Bankruptcy court holds fate of Headwaters land by Doug Wheeler
Doug Wheeler
Special to The Sacramento Bee
March 30, 2008
On April 11, in a Texas courtroom, a federal bankruptcy judge will make a momentous decision concerning the fate of California's Headwaters Forest and its surrounding watershed.
At issue will be three competing plans for resolving creditors' claims against two affiliates of Maxxam Inc., Pacific Lumber Co. and Scotia Pacific Co., which own 200,000 acres of commercial timberland, the town of Scotia and a sawmill there. Each of the plans is intended to partially meet the demands of various creditor companies, which, together, have lent more than $850 million to the now-insolvent Scotia Pacific Co.
The bankruptcy proceeding is but the latest unfortunate chapter in a tumultuous saga, which began in 1863. I was among those, like the political leadership of both parties in Sacramento and Washington, who believed in 1999 that the Headwaters Forest Agreement struck an appropriate balance between conservation of extraordinary natural values and the continuing viability of a 136-year-old timber company.
Maxxam agreed to the sale of its most venerable old-growth redwood stand, the Headwaters Forest, and to the stringent terms of a 50-year habitat conservation plan, intended to protect endangered species and their habitat on 200,000 acres that were to remain in Maxxam ownership.
The Legislature followed suit, enacting a bill that authorized acquisition of additional old-growth acreage and requiring that terms of the habitat plan be made binding on subsequent owners. In return, state and federal taxpayers contributed $480 million.

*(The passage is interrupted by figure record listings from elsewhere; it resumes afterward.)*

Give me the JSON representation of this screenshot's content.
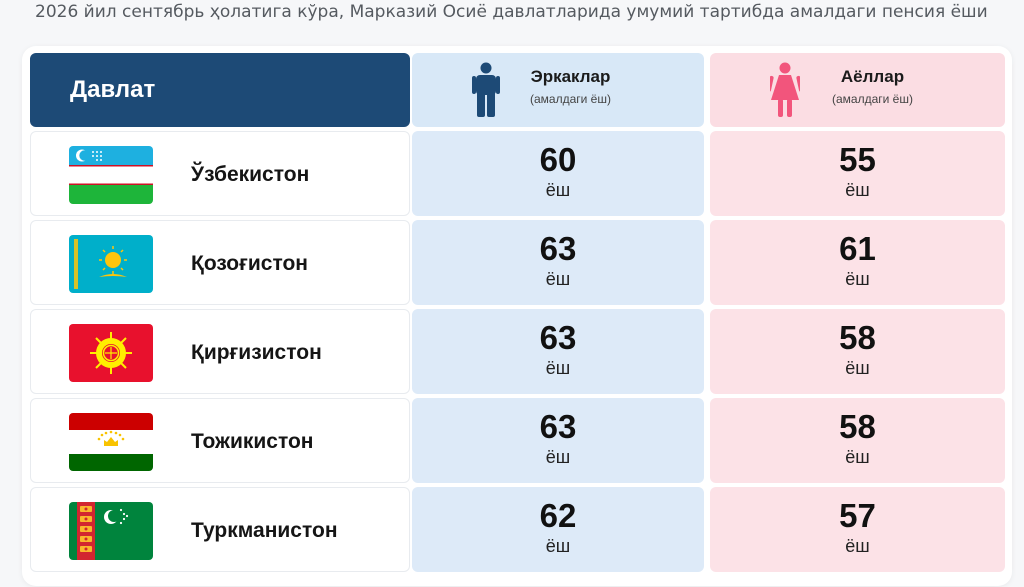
{
  "caption": "2026 йил сентябрь ҳолатига кўра, Марказий Осиё давлатларида умумий тартибда амалдаги пенсия ёши",
  "header": {
    "country": "Давлат",
    "men": {
      "title": "Эркаклар",
      "sub": "(амалдаги ёш)",
      "icon": "man-icon"
    },
    "women": {
      "title": "Аёллар",
      "sub": "(амалдаги ёш)",
      "icon": "woman-icon"
    }
  },
  "unit": "ёш",
  "colors": {
    "header_bg": "#1d4a76",
    "men_bg": "#ddeaf8",
    "women_bg": "#fce2e7",
    "men_icon": "#1d4a76",
    "women_icon": "#f2557c"
  },
  "rows": [
    {
      "country": "Ўзбекистон",
      "flag": "uzbekistan-flag",
      "men": "60",
      "women": "55"
    },
    {
      "country": "Қозоғистон",
      "flag": "kazakhstan-flag",
      "men": "63",
      "women": "61"
    },
    {
      "country": "Қирғизистон",
      "flag": "kyrgyzstan-flag",
      "men": "63",
      "women": "58"
    },
    {
      "country": "Тожикистон",
      "flag": "tajikistan-flag",
      "men": "63",
      "women": "58"
    },
    {
      "country": "Туркманистон",
      "flag": "turkmenistan-flag",
      "men": "62",
      "women": "57"
    }
  ]
}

After the unanticipated review of timber harvest plans by the State Water Resources Control Board and Maxxam's affiliates' inability to make interest payments, the affiliates sought reorganization under the bankruptcy laws in January 2007. Each of the plan proponents, including Maxxam and the secured creditors, now argues its plan best protects creditors' interests.
Appropriately, Gov. Arnold Schwarzenegger has reminded the bankruptcy court that California taxpayers also have a stake in the outcome of its deliberations. In a well-reasoned statement of position, the governor observes that "(t)he United States and the people of California have a strong interest in a successful reorganization of the Pacific Lumber Company that will result in sound management practices for the future of these lands."
To that end, Schwarzenegger offers five principles against which the reorganization plans should be measured:
• Continued adherence to the Headwaters Forest Agreement and related environmental restrictions.
• Compliance with applicable state and federal rules for forest management.
• Management of affected lands for sustained timber yield and optimal watershed protection.
• Retention of local employment opportunities.
• Reduction in emissions of greenhouse gases.
Both Sen. Dianne Feinstein, who was intimately involved in negotiation of the Headwaters Forest Agreement, and Rep. Mike Thompson, D-St. Helena, have filed similar statements for the court's consideration. Thompson makes two additional arguments which are deserving of emphasis: that all Pacific Lumber Co. and Scotia Pacific Co. lands should remain in a single ownership, so as to facilitate compliance with the habitat conservation plan and to maximize habitat values that would be lost to fragmentation, and that use of additional public funds for conservation purposes should be limited or restricted.
The public has already paid handsomely for the environmental benefits it now derives from perpetual protection of the Headwaters Forest and the 50-year habitat conservation plan, he suggests. At a time of very constrained public resources, it would be difficult to justify an additional expenditure for minimal environmental benefit.
Two of the pending reorganization plans would appear to meet the governor's criteria: the Indenture Trustee (Creditors) Plan, and the Marathon/MRC Plan. The third plan, from Maxxam, contemplates sale and partial development of the marbled murrelet conservation areas to generate estimated revenue of $550 million. Although there may be disagreement whether the sale of these protected lands would yield so much revenue, even if permissible under the habitat conservation plan, there can be no question that fragmentation of these high-quality redwood groves would diminish their habitat value.
The bankruptcy court is called upon to weigh the same competing values which were before us in 1999: how best to produce permanent timber jobs while preserving the conservation values of the timberlands. The court must choose from among the reorganization options that one which best offers the prospect of a careful balance between environmental protection and economic viability, while respecting the creditors' claims. The long history of this controversy suggests that we haven't yet gotten it exactly right, but in the Indenture Trustee and the Marathon/MRC plans, the court has two qualified proposals to restart that effort.
In making yet another attempt, however, the court should follow the guidance provided in the preamble of the Headwaters agreement and the sound judgment of Gov. Schwarzenegger, Sen. Feinstein and Rep. Thompson.